Interestingly, the new factory is designed for speed and efficiency. Indeed, automated assembly lines will allow vehicles to be checked and ready for service within hours, which will cut down costs and time. When running at full capacity, the factory will be able to produce tens of thousands of fully autonomous vehicles each year. Waymo is also expanding its operations through partnerships. This includes working with Moove for fleet management and collaborating with Toyota (TM) to bring Waymo’s technology to more car models.

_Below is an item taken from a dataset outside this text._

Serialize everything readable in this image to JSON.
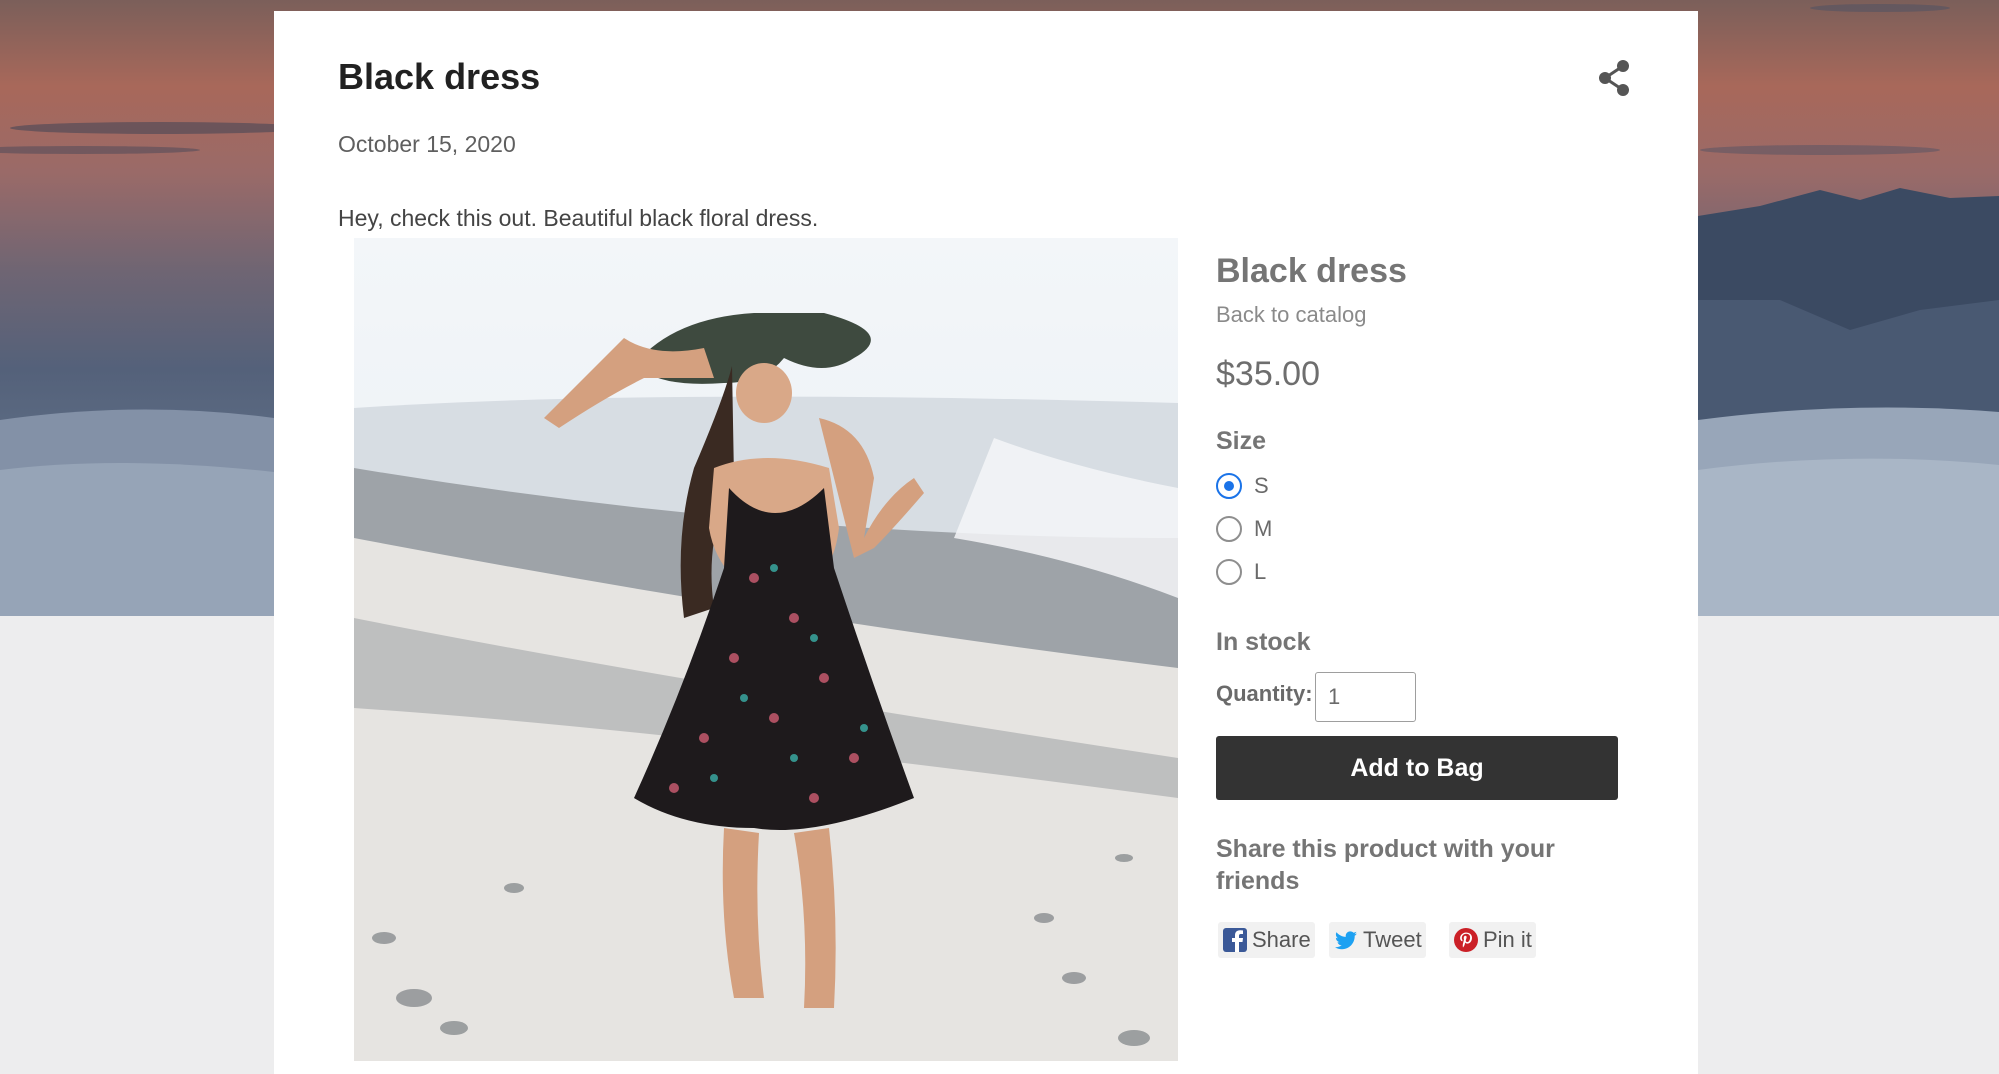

Unsurprisingly, Waymo’s growth could shake up the ride-hailing industry, and companies like Uber (UBER) and Lyft (LYFT) will undoubtedly be watching closely as Waymo gains more market share. However, it is worth mentioning that the firm is much more likely to work together with Uber and Lyft in order to gain access to their extensive user bases. In addition, Waymo will definitely provide competition to Tesla’s (TSLA) robotaxi whenever that gets rolled out.
Is Google Stock a Good Buy?
Turning to Wall Street, analysts have a Strong Buy consensus rating on GOOGL stock based on 30 Buys and 10 Holds assigned in the past three months. Furthermore, the average GOOGL price target of $199.68 per share implies 20.9% upside potential from current levels.